For AI-Stats, whose deadline just passed, I circulated student paper drafts to all of my folks to solicit comments at any level that they desired.  Anywhere from not understanding the problem/motivation to typos or errors in equations.  My experience was that it was useful, both from the perspective of distributing some of my workload and getting an alternative perspective, to keeping everyone abreast of what everyone else is working on.

In fact, it was so successful that two students suggested to me that I require more-or-less complete drafts of papers at least one week in advance so that this can take place.  How you require something like this is another issue, but the suggestion they came up with was that I'll only cover conference travel if this occurs.  It's actually not a bad idea, but I don't know if I'm enough of a hard-ass (or perceived as enough of a hard-ass) to really pull it off.  Maybe I'll try it though.

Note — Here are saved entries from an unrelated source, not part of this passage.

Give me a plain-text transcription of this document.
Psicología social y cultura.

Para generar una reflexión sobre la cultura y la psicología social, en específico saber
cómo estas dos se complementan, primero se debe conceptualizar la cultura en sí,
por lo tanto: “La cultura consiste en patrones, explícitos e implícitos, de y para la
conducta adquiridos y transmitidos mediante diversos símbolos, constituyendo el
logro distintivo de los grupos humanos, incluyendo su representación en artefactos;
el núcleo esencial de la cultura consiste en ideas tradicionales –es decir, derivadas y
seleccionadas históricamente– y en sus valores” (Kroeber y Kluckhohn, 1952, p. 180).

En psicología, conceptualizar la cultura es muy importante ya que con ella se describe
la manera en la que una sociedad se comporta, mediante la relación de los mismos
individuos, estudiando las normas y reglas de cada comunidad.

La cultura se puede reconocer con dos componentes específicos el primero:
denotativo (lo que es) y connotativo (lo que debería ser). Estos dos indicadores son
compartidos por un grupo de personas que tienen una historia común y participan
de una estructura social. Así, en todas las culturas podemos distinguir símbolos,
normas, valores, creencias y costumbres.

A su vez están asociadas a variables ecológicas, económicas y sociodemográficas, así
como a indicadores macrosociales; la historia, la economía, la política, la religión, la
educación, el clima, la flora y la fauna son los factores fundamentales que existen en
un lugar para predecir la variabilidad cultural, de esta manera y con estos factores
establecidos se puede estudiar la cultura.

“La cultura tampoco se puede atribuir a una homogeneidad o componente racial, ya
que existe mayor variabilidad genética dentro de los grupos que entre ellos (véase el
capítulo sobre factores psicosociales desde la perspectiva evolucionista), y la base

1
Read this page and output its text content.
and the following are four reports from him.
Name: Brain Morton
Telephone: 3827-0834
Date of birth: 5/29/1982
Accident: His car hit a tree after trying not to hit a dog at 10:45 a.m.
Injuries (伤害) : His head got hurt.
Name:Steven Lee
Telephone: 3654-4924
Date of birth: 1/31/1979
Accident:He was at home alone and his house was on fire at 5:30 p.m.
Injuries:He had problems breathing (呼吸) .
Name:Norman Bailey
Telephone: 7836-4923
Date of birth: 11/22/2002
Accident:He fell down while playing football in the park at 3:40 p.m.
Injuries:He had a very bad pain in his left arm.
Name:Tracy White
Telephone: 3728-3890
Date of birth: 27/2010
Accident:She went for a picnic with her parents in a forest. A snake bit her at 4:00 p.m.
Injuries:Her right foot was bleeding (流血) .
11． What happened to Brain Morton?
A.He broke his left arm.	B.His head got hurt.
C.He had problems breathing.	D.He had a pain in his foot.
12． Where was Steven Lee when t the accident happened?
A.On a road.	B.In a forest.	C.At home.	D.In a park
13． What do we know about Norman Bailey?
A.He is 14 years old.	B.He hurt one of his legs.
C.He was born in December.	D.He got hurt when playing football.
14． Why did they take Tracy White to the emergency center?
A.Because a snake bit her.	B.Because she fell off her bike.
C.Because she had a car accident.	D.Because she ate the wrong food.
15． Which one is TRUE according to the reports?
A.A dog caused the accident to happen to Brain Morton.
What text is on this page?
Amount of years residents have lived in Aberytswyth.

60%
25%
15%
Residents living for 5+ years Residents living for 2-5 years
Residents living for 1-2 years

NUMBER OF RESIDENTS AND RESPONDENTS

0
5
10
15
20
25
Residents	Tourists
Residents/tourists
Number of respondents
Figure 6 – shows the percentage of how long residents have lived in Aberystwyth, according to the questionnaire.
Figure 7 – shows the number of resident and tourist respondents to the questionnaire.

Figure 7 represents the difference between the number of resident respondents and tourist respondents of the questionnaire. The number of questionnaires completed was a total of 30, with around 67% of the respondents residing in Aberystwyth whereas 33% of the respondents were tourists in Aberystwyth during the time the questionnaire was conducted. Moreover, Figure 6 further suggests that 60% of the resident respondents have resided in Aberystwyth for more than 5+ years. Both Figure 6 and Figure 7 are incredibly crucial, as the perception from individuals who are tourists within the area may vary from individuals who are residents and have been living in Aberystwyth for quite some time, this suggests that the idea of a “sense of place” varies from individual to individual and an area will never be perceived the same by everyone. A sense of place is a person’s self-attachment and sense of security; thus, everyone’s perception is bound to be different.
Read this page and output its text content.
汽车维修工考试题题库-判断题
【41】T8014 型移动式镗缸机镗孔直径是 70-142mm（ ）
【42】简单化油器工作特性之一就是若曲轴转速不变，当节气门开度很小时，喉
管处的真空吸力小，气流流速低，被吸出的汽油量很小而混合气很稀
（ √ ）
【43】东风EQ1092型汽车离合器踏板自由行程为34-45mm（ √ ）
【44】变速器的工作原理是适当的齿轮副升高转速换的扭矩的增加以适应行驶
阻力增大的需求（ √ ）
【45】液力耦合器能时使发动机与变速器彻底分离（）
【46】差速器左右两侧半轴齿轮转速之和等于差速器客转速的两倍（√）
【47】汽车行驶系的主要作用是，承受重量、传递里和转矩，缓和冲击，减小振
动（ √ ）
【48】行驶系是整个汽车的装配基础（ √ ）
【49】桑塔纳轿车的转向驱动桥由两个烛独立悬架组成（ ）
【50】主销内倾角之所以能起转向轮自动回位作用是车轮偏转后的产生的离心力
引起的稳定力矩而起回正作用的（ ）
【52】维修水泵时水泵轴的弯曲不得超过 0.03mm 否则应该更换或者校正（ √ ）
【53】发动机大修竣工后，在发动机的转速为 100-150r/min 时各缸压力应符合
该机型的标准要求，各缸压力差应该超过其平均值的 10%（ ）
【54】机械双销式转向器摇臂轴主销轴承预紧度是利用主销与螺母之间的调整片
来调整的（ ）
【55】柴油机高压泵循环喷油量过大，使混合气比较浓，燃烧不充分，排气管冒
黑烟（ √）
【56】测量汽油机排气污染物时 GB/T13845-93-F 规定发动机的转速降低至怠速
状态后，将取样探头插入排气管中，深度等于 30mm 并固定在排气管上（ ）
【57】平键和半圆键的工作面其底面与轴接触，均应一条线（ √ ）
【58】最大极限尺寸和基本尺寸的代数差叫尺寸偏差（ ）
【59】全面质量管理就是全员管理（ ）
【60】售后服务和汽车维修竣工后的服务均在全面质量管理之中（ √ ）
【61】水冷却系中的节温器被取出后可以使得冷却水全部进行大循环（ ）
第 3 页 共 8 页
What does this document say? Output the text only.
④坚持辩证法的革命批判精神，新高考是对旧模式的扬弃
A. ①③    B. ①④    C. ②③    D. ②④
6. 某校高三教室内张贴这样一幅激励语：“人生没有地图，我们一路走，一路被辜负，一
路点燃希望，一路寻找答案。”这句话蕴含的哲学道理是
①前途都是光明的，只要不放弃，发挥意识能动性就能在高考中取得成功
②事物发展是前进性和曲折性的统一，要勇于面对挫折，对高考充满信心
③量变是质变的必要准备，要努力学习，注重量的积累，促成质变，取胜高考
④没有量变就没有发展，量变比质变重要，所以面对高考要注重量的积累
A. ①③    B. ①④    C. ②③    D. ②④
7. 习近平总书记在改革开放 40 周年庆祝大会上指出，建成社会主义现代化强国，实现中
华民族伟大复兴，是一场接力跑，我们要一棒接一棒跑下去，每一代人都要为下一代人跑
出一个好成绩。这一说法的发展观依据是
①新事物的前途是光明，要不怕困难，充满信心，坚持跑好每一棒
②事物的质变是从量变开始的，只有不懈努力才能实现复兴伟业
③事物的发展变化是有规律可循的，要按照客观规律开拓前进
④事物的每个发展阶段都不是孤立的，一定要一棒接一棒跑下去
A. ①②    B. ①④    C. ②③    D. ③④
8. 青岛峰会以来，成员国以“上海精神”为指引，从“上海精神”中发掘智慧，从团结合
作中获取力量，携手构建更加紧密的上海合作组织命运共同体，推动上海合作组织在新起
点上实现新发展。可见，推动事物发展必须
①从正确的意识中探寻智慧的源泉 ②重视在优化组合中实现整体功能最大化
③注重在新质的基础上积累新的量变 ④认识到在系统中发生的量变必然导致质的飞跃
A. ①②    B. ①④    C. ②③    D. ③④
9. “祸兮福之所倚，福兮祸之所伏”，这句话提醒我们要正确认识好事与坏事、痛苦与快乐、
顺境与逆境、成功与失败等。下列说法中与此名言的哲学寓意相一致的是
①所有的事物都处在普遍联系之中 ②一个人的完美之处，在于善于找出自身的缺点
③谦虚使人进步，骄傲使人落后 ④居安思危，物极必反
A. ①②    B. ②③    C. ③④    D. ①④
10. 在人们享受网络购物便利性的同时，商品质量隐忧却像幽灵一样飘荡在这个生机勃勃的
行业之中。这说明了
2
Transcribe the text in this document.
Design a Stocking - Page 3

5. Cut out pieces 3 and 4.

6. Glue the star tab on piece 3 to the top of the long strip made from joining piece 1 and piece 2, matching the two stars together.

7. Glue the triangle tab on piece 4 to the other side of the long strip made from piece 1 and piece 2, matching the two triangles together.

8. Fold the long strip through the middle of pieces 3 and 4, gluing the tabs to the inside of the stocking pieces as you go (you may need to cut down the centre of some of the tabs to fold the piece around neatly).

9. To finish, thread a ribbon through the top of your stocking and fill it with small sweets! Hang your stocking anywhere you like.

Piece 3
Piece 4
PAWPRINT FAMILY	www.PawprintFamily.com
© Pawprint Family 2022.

The bigger question is how to manage such a thing.  I was thinking of installing some conference management software locally (eg., HotCRP, which I really like) and giving students "reviewer" access.  Then, they could upload their drafts, perhaps with an email circulated when a new draft is available, and other students (and me!) could "review" them.  (Again, perhaps with an email circulated -- I'm a big fan of "push" technology: I don't have time to "pull" anymore!)

The only concern I have is that it would be really nice to be able to track updates, or to have the ability for authors to "check off" things that reviewers suggested.  Or to allow discussion.  Or something like that.

I'm curious if anyone has ever tried anything like this and whether it was successful or not.  It seems like if you can get a culture of this established, it could actually be quite useful.